= José María Peña San Martín =

Spanish politician (1937–2024)

José María Peña San Martín (1937 – 23 July 2024) was a Spanish economist and politician. He was mayor of Burgos in Castile and León from 1979 to 1992, the longest service in that office. After being disqualified from office due to a corruption conviction, he returned to Burgos City Council from 2003 to 2011.

==Biography==
Born in La Nuez de Abajo in the Province of Burgos, Peña became the manager of the Industrial Promotion Pole in 1967 and an advisor to the Local Credit Bank of Spain from 1986 to 1990. A graduate in economic sciences from the Complutense University of Madrid, Peña was appointed to the former position in the latter years of Francoist Spain, when most government appointees were law graduates.

In the 1979 Spanish local elections, the first democratic elections since the Spanish transition to democracy, Peña led the Union of the Democratic Centre (UCD) list in Burgos. He was elected for a second term as mayor in 1983, leading the People's Alliance (AP). In 1987, he won a third term as an independent leading the People's Party (PP) list under the name Solución Independiente (SI).

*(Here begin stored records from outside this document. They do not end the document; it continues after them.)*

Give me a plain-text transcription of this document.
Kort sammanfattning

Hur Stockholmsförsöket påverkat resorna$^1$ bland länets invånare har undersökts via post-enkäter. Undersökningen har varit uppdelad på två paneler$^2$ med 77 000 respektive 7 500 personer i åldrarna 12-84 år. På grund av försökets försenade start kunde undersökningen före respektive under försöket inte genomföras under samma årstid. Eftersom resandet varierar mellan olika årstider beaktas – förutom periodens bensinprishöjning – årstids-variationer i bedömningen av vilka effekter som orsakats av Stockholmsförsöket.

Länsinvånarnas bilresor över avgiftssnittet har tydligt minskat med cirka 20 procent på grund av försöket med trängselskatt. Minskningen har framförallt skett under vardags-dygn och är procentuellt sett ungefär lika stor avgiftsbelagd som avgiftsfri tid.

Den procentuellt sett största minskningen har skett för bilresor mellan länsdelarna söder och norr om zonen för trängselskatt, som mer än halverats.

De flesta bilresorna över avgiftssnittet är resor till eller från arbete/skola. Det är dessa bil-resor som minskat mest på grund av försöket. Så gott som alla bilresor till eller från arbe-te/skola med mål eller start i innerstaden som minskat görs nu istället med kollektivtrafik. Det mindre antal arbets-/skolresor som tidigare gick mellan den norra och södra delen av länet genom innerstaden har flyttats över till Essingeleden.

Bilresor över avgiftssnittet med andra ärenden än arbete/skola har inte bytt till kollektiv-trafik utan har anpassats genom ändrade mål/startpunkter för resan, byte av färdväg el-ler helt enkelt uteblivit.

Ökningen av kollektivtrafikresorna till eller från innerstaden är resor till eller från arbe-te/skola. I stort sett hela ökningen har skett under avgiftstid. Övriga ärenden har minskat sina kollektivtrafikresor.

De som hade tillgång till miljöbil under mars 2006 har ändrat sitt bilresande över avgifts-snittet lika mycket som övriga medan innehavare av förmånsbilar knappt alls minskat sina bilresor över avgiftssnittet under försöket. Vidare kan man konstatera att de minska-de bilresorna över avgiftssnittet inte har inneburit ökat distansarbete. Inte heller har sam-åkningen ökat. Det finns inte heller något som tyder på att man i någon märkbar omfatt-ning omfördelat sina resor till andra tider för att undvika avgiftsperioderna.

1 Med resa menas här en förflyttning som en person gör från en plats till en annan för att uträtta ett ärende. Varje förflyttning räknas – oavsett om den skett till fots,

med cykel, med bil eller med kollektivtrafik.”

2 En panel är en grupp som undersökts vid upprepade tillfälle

In 1992, Peña was disqualified from public office; he was the first mayor of a provincial capital to receive a criminal conviction, for corruption in construction. He then worked as an economist in Madrid. He was pardoned in 2001 by the PP government of prime minister of Spain José María Aznar and ran for election in Burgos again as part of an SI list, leaving politics in 2011.

Peña and his wife María Pilar had two sons and two daughters. One of their sons, Ignacio, was elected to Burgos City Council for Vox. Peña died on 23 July 2024, at the age of 83.